Estão camufladas no percurso. E nas fotografias de Paulo Pimenta, que podem ser vistas na Arca. “Trabalhamos com elas o que é ser uma mulher brava, bater o pé, dizer que não quando é importante dizer que não”, conta. Pediram-lhes que escolhessem um sítio onde se sentem fortes. Têm 80 ou 90 anos, mas mantêm-se autónomas, plantam as suas hortas, levantam-se cedo para regar. Sublinhando essa ligação à natureza, foi criado um manto de plantas, que foi sendo acrescentado por elas. O resultado é uma imagem onírica.

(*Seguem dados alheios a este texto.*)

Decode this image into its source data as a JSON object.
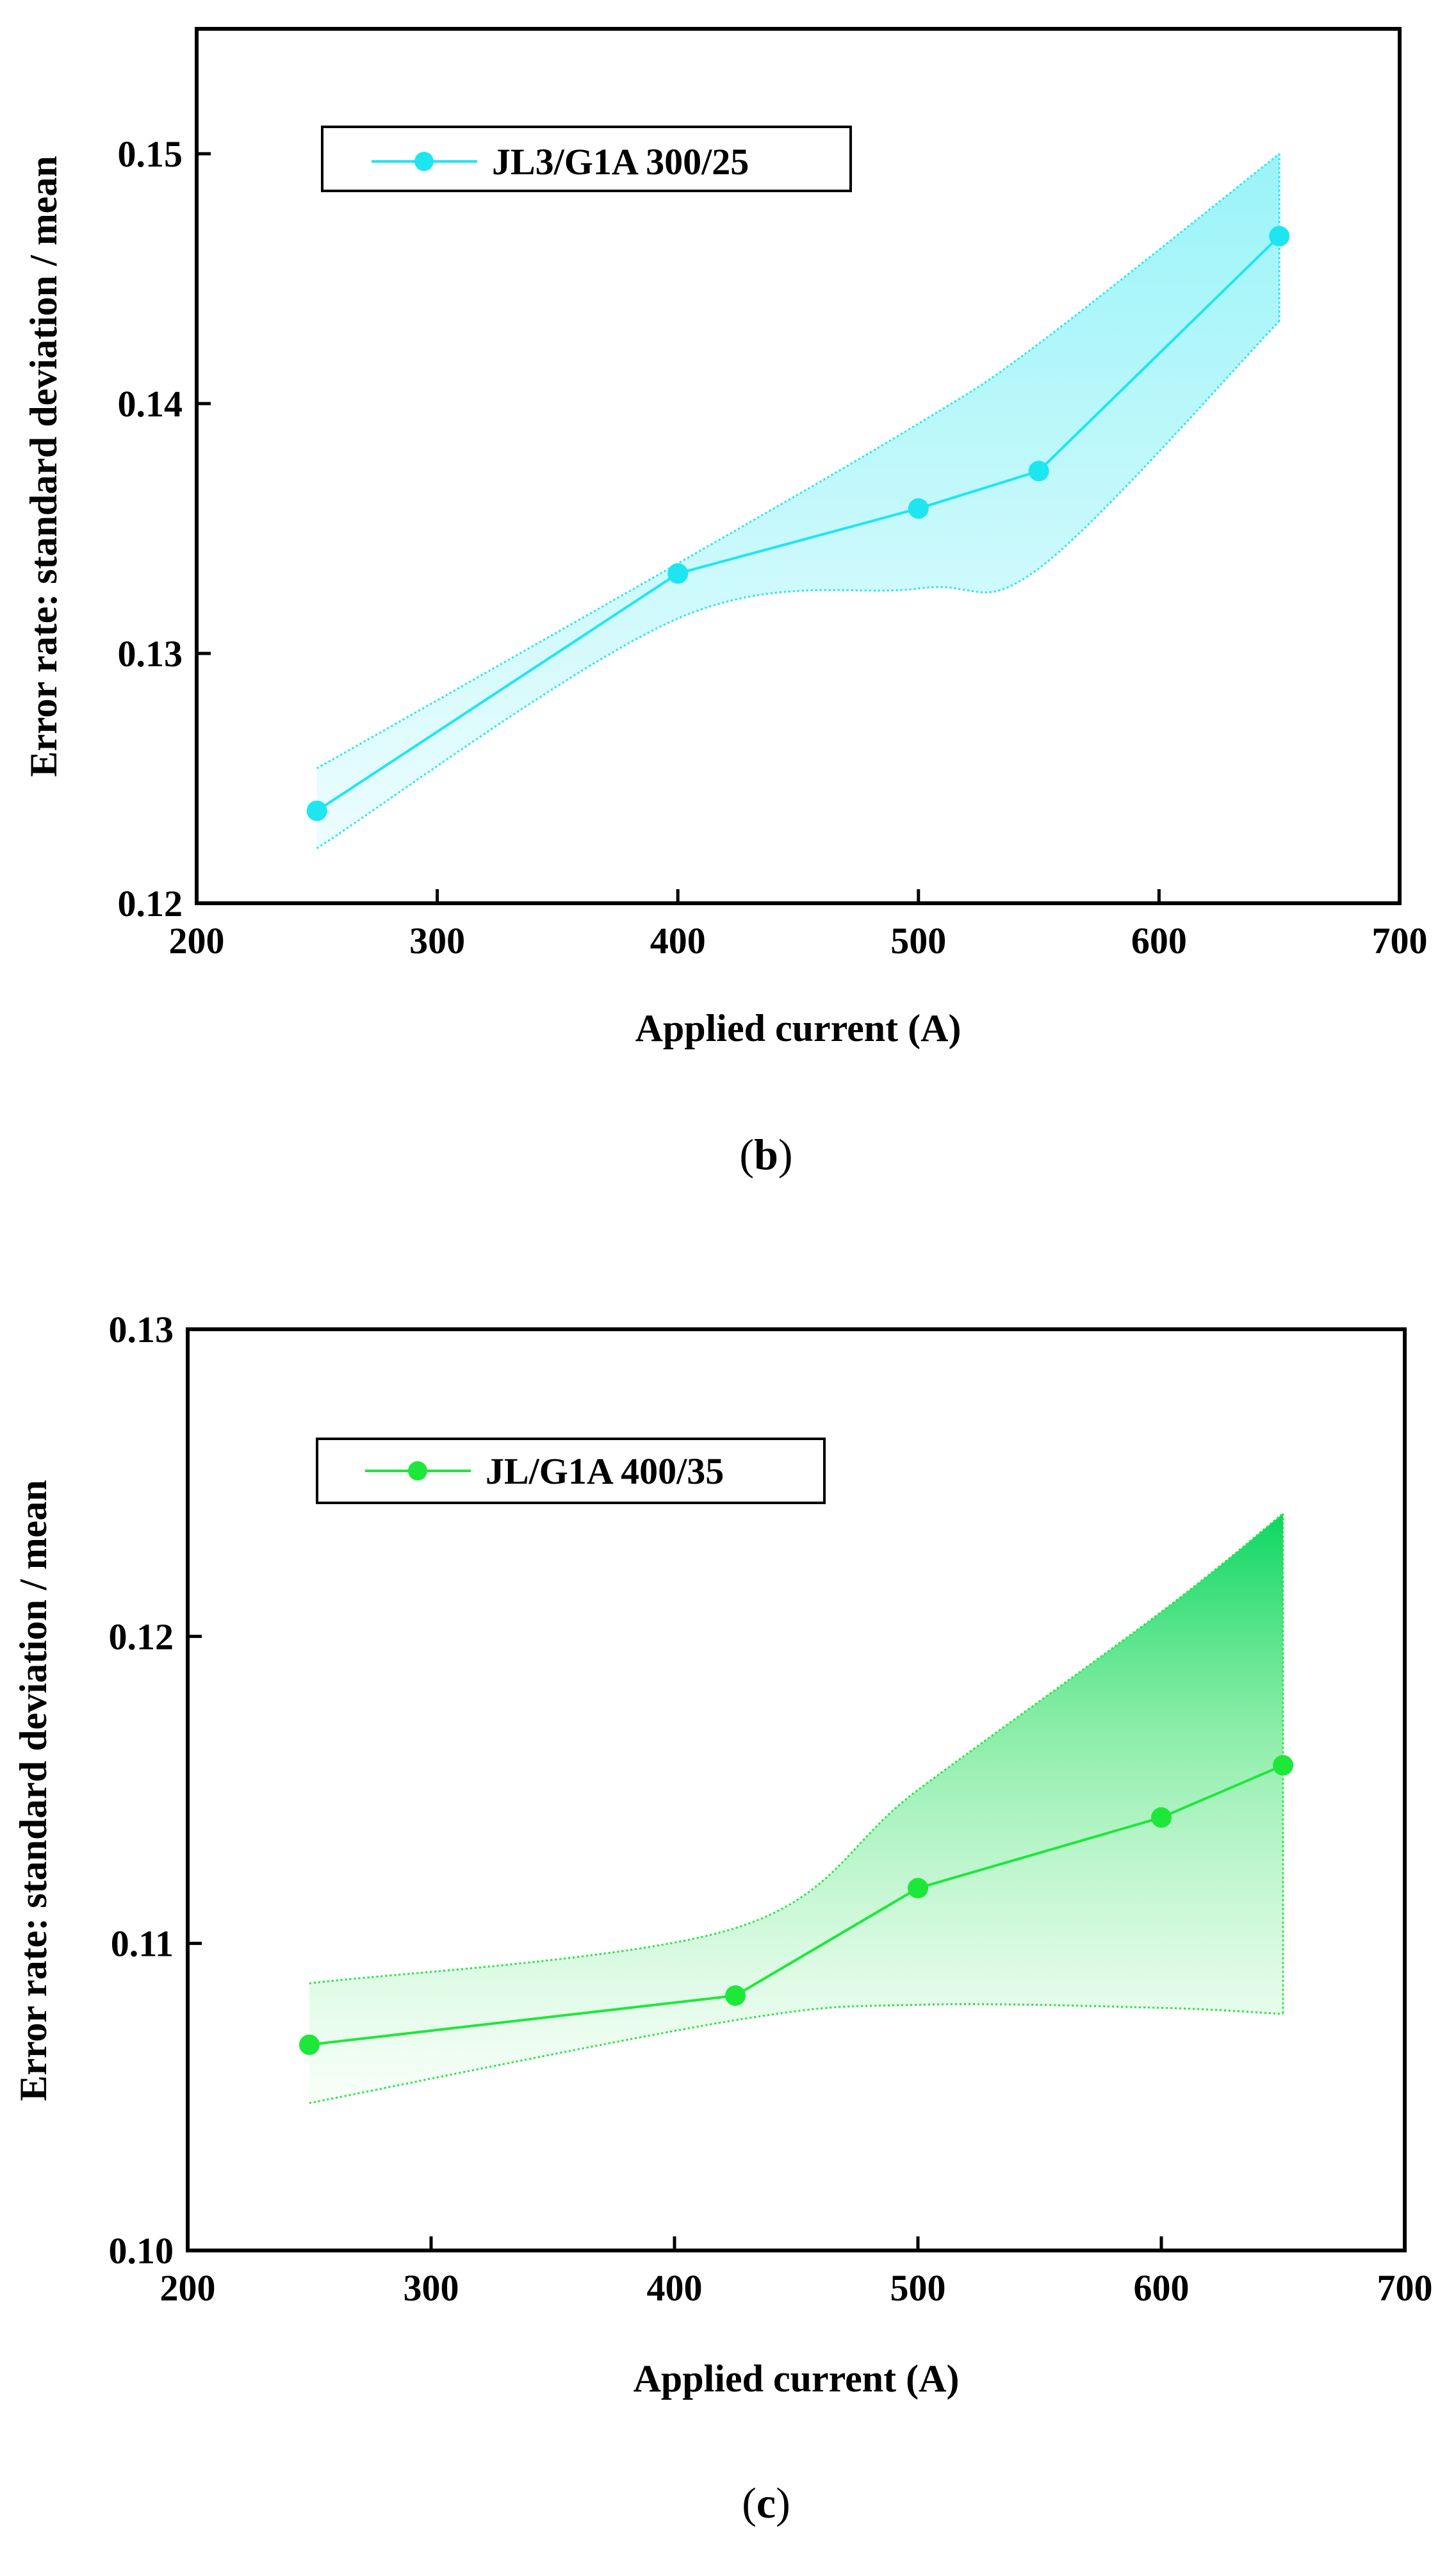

“Tentamos pôr estas mulheres, as bravas, numa posição de máxima importância, dar-lhes o real valor”, diz Paulo Pimenta. “São pessoas que tiveram uma vida dura, que passaram a vida a lutar e que ainda estão na luta. É uma coisa que tem que ver não só com o passado, mas também com o presente.”
Muitas foram fotografadas de madrugada, acompanhando o seu ritmo e aproveitando a beleza da luz. “Foram representadas no sítio que queriam – no sítio por onde passam, no sítio onde lavam a roupa, no sítio onde fazem a comida. Sempre super seguras de si próprias perante o mundo.”
Começou em 2019 esta ideia de celebrar mulheres, de criar espaços de partilha. Houve uma open call nas redes sociais: quem quisesse poderia contar a história de uma mulher inspiradora na sua vida, num pequeno texto ou numa gravação curta. A ilustradora Clara Não começou a fazer pequenas fanzines.
A pandemia interrompeu o trabalho presencial. Começaram um trabalho à distância, que atraiu mais gente. O projecto recentrou-se ficando mais focado no manifesto. E é um dos pontos altos do Mexe - Encontro Internacional de Arte e Comunidade, que arrancou este sábado e se estende até dia 3 de Outubro.